FULL COVERAGE: Bill Cosby sex assault allegations

The judge has issued an initial protective order that forbids disclosure of details of the deposition.

Allred, who represents Huth, had been fighting the effort to bar disclosure of the details of the deposition.

Attorneys for Cosby have argued that Allred is using the case for public attention. Allred represents 26 women who contend they were sexually abused by Cosby over the decades. Many of those women have alleged the comedian drugged them before nonconsensual sexual acts. Altogether, about 50 women have accused Cosby of various acts of sexual misconduct.

Cosby's attorney has denied the allegations.

Huth alleges that she and a friend were in San Marino’s Lacy Park in 1974 when they wandered over to a movie set where Cosby was working, the lawsuit said. He approached the teenagers, invited them to sit in his director’s chair and asked how old they were, the lawsuit said. Cosby invited the girls to his Los Angeles County tennis club the following Saturday, it said.

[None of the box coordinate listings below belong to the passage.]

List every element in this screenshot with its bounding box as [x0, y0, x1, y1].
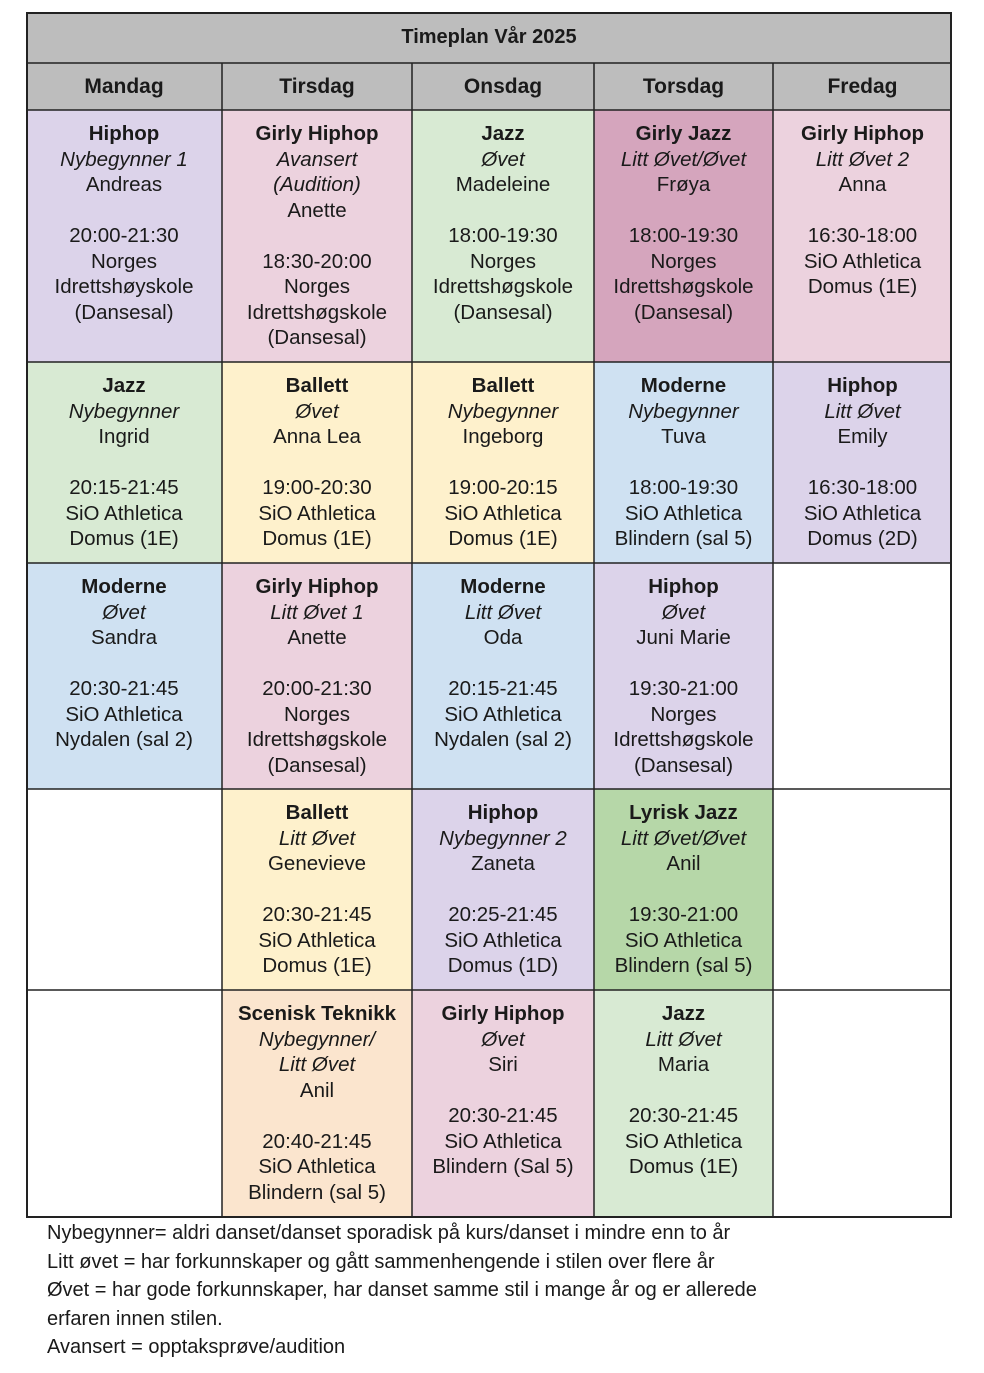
class-name: Ballett	[471, 374, 535, 397]
class-level: Øvet	[661, 600, 706, 624]
class-location: Nydalen (sal 2)	[434, 728, 572, 751]
class-time: 18:30-20:00	[262, 249, 372, 273]
spacer	[26, 651, 222, 677]
class-level: Litt Øvet/Øvet	[620, 826, 747, 850]
spacer	[594, 1078, 773, 1104]
class-location: SiO Athletica	[65, 702, 183, 726]
day-header-torsdag: Torsdag	[594, 63, 773, 110]
class-time: 19:00-20:30	[262, 476, 372, 499]
class-teacher: Andreas	[85, 173, 163, 196]
class-level: Litt Øvet	[464, 600, 542, 624]
class-time: 19:30-21:00	[628, 903, 739, 926]
class-teacher: Oda	[483, 626, 523, 649]
class-location: Idrettshøgskole	[432, 275, 574, 298]
class-level: Nybegynner	[68, 399, 180, 423]
class-location: SiO Athletica	[258, 928, 376, 952]
class-location: (Dansesal)	[267, 326, 367, 349]
class-teacher: Ingeborg	[462, 425, 544, 448]
class-cell	[222, 563, 412, 789]
class-location: Blindern (sal 5)	[614, 954, 753, 977]
class-time: 20:15-21:45	[69, 476, 179, 499]
class-time: 16:30-18:00	[807, 224, 918, 247]
class-location: Domus (1E)	[807, 275, 918, 298]
class-level: Nybegynner/	[258, 1027, 376, 1051]
class-cell	[222, 110, 412, 362]
class-teacher: Ingrid	[98, 425, 150, 448]
class-cell	[412, 110, 594, 362]
class-location: Domus (1E)	[448, 527, 558, 550]
class-location: Idrettshøgskole	[246, 300, 388, 324]
class-location: SiO Athletica	[65, 501, 183, 525]
class-name: Girly Hiphop	[441, 1002, 565, 1025]
class-location: Idrettshøyskole	[54, 275, 194, 298]
spacer	[773, 450, 952, 476]
class-level: Litt Øvet 1	[270, 600, 364, 624]
day-header-tirsdag: Tirsdag	[222, 63, 412, 110]
class-cell	[412, 563, 594, 789]
class-teacher: Anna	[838, 173, 887, 196]
class-cell	[222, 362, 412, 563]
legend-line: Øvet = har gode forkunnskaper, har danset samme stil i mange år og er allerede	[47, 1279, 757, 1301]
class-time: 20:00-21:30	[262, 677, 372, 700]
class-level: Litt Øvet 2	[815, 147, 910, 171]
class-level: Øvet	[295, 399, 339, 423]
class-level: Nybegynner 2	[439, 826, 567, 850]
spacer	[594, 877, 773, 903]
class-cell	[412, 362, 594, 563]
class-location: Domus (1E)	[262, 527, 372, 550]
class-time: 19:00-20:15	[448, 476, 558, 499]
spacer	[222, 877, 412, 903]
class-location: SiO Athletica	[258, 1155, 376, 1178]
class-level: Litt Øvet/Øvet	[620, 147, 747, 171]
class-location: Norges	[469, 249, 537, 273]
legend-line: Avansert = opptaksprøve/audition	[47, 1336, 346, 1358]
class-location: Domus (1E)	[69, 527, 179, 550]
class-location: (Dansesal)	[74, 300, 174, 324]
class-time: 18:00-19:30	[448, 224, 558, 247]
class-location: Domus (1E)	[628, 1155, 739, 1178]
class-cell	[594, 990, 773, 1218]
class-name: Ballett	[285, 801, 349, 824]
class-level: Øvet	[481, 147, 525, 171]
class-level: Øvet	[481, 1027, 525, 1051]
legend-line: erfaren innen stilen.	[47, 1307, 223, 1330]
class-location: Domus (2D)	[807, 527, 918, 550]
class-cell	[26, 110, 222, 362]
class-cell	[412, 990, 594, 1218]
class-teacher: Frøya	[656, 173, 711, 196]
class-location: (Dansesal)	[633, 300, 734, 324]
class-name: Scenisk Teknikk	[237, 1002, 396, 1025]
spacer	[594, 450, 773, 476]
class-level: Nybegynner	[447, 399, 559, 423]
class-location: Nydalen (sal 2)	[55, 728, 193, 751]
class-cell	[26, 362, 222, 563]
class-teacher: Anil	[666, 852, 701, 875]
class-name: Hiphop	[88, 122, 160, 145]
class-cell	[773, 362, 952, 563]
class-location: (Dansesal)	[453, 300, 553, 324]
class-time: 18:00-19:30	[628, 476, 739, 499]
spacer	[594, 651, 773, 677]
schedule-table	[26, 12, 952, 1218]
class-teacher: Anette	[287, 626, 347, 649]
schedule-title: Timeplan Vår 2025	[26, 12, 952, 63]
day-header-fredag: Fredag	[773, 63, 952, 110]
spacer	[412, 877, 594, 903]
legend-line: Litt øvet = har forkunnskaper og gått sammenhengende i stilen over flere år	[47, 1250, 715, 1273]
class-location: (Dansesal)	[267, 753, 367, 777]
class-location: Idrettshøgskole	[613, 728, 754, 751]
class-location: Norges	[650, 249, 717, 273]
class-teacher: Genevieve	[267, 852, 366, 875]
empty-cell	[773, 789, 952, 990]
class-time: 20:00-21:30	[69, 224, 179, 247]
class-name: Moderne	[81, 575, 167, 598]
spacer	[222, 1103, 412, 1129]
class-name: Jazz	[661, 1002, 706, 1025]
empty-cell	[773, 990, 952, 1218]
class-cell	[594, 110, 773, 362]
class-location: Blindern (sal 5)	[248, 1180, 386, 1204]
class-level: Nybegynner 1	[60, 147, 188, 171]
class-teacher: Madeleine	[455, 173, 551, 196]
spacer	[412, 1078, 594, 1104]
spacer	[773, 198, 952, 224]
class-time: 20:30-21:45	[448, 1104, 558, 1127]
class-level: Avansert	[276, 147, 358, 171]
class-time: 20:40-21:45	[262, 1129, 372, 1153]
class-location: (Dansesal)	[633, 753, 734, 777]
empty-cell	[26, 990, 222, 1218]
empty-cell	[773, 563, 952, 789]
spacer	[222, 450, 412, 476]
class-name: Girly Hiphop	[255, 575, 379, 598]
spacer	[412, 450, 594, 476]
class-location: Idrettshøgskole	[613, 275, 754, 298]
class-name: Jazz	[102, 374, 146, 397]
day-header-onsdag: Onsdag	[412, 63, 594, 110]
class-location: SiO Athletica	[624, 501, 743, 525]
class-name: Hiphop	[827, 374, 898, 397]
spacer	[412, 198, 594, 224]
class-teacher: Anette	[287, 198, 347, 222]
class-cell	[26, 563, 222, 789]
empty-cell	[26, 789, 222, 990]
class-name: Girly Jazz	[635, 122, 732, 145]
spacer	[222, 223, 412, 249]
class-level: Litt Øvet	[278, 826, 356, 850]
class-cell	[222, 990, 412, 1218]
class-location: SiO Athletica	[444, 501, 562, 525]
class-location: Blindern (Sal 5)	[432, 1155, 574, 1178]
legend-line: Nybegynner= aldri danset/danset sporadisk på kurs/danset i mindre enn to år	[47, 1222, 731, 1244]
class-location: SiO Athletica	[444, 928, 562, 952]
class-name: Hiphop	[467, 801, 539, 824]
class-teacher: Sandra	[90, 626, 158, 649]
class-time: 20:30-21:45	[69, 677, 179, 700]
class-level: Øvet	[102, 600, 146, 624]
class-name: Jazz	[481, 122, 525, 145]
class-level: (Audition)	[273, 173, 361, 196]
class-name: Girly Hiphop	[255, 122, 379, 145]
class-location: SiO Athletica	[444, 1129, 562, 1153]
class-level: Litt Øvet	[645, 1027, 722, 1051]
spacer	[26, 198, 222, 224]
class-cell	[773, 110, 952, 362]
spacer	[26, 450, 222, 476]
class-time: 16:30-18:00	[807, 476, 918, 499]
class-time: 20:15-21:45	[448, 677, 558, 700]
spacer	[222, 651, 412, 677]
class-location: Norges	[650, 702, 717, 726]
class-location: SiO Athletica	[258, 501, 376, 525]
class-location: Domus (1E)	[262, 954, 372, 977]
class-teacher: Tuva	[661, 425, 706, 448]
class-cell	[594, 362, 773, 563]
class-teacher: Zaneta	[471, 852, 535, 875]
class-teacher: Maria	[657, 1053, 710, 1076]
class-teacher: Anil	[299, 1078, 335, 1102]
class-name: Girly Hiphop	[801, 122, 924, 145]
class-time: 20:30-21:45	[628, 1104, 739, 1127]
class-location: Norges	[283, 275, 351, 298]
class-location: Domus (1D)	[447, 954, 559, 977]
class-teacher: Emily	[837, 425, 888, 448]
class-level: Litt Øvet	[278, 1053, 356, 1076]
class-location: SiO Athletica	[624, 928, 743, 952]
class-name: Hiphop	[648, 575, 719, 598]
level-legend	[47, 1219, 947, 1362]
class-location: SiO Athletica	[803, 501, 922, 525]
class-time: 20:30-21:45	[262, 903, 372, 926]
class-location: Norges	[283, 702, 351, 726]
class-cell	[594, 563, 773, 789]
class-teacher: Anna Lea	[273, 425, 361, 448]
class-location: SiO Athletica	[803, 249, 922, 273]
class-cell	[222, 789, 412, 990]
class-name: Moderne	[460, 575, 546, 598]
class-location: SiO Athletica	[624, 1129, 743, 1153]
class-name: Ballett	[285, 374, 349, 397]
class-level: Nybegynner	[628, 399, 739, 423]
class-teacher: Juni Marie	[636, 626, 731, 649]
class-name: Moderne	[640, 374, 727, 397]
class-location: SiO Athletica	[444, 702, 562, 726]
spacer	[594, 198, 773, 224]
class-location: Blindern (sal 5)	[614, 527, 753, 550]
day-header-mandag: Mandag	[26, 63, 222, 110]
spacer	[412, 651, 594, 677]
class-location: Idrettshøgskole	[246, 728, 388, 751]
class-time: 20:25-21:45	[448, 903, 558, 926]
class-teacher: Siri	[488, 1053, 518, 1076]
class-time: 18:00-19:30	[628, 224, 739, 247]
class-level: Litt Øvet	[824, 399, 901, 423]
class-cell	[594, 789, 773, 990]
class-time: 19:30-21:00	[628, 677, 739, 700]
class-location: Norges	[90, 249, 158, 273]
class-cell	[412, 789, 594, 990]
class-name: Lyrisk Jazz	[629, 801, 738, 824]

They met him there, then followed him to a house, where he served them alcoholic beverages and played billiards with Huth, who was required to drink a beer every time Cosby won a game, the lawsuit said. Later, the girls followed Cosby to the Playboy Mansion, where the comedian told Huth and her friend to say they were 19 if anyone asked their ages, the lawsuit said.

At one point, Huth used a bathroom and emerged to find Cosby sitting on a bed, the lawsuit alleges. The comedian asked the girl to sit down on the bed beside him and attempted to “put his hand down her pants,” according to the lawsuit.

He then took her hand in his and performed a sexual act on himself “without her consent,” the lawsuit said.

Huth’s lawsuit, filed in December, is the first significant court case against Cosby since he was sued in 2005 by Andrea Constand, a Temple University employee. After being deposed, Cosby settled the case out of court for an undisclosed amount.

Cosby’s attorneys contend that Huth once tried to sell her story to the National Enquirer and that it is “absolutely false.” They contend that another lawyer for Huth tried to get up to $250,000 from Cosby.

This week another woman, Chloe Goins, sued Cosby in federal court, claiming she also was molested by the comedian at the Playboy Mansion in 2008. Her allegations were investigated by the Los Angeles Police Department and are being reviewed by prosecutors.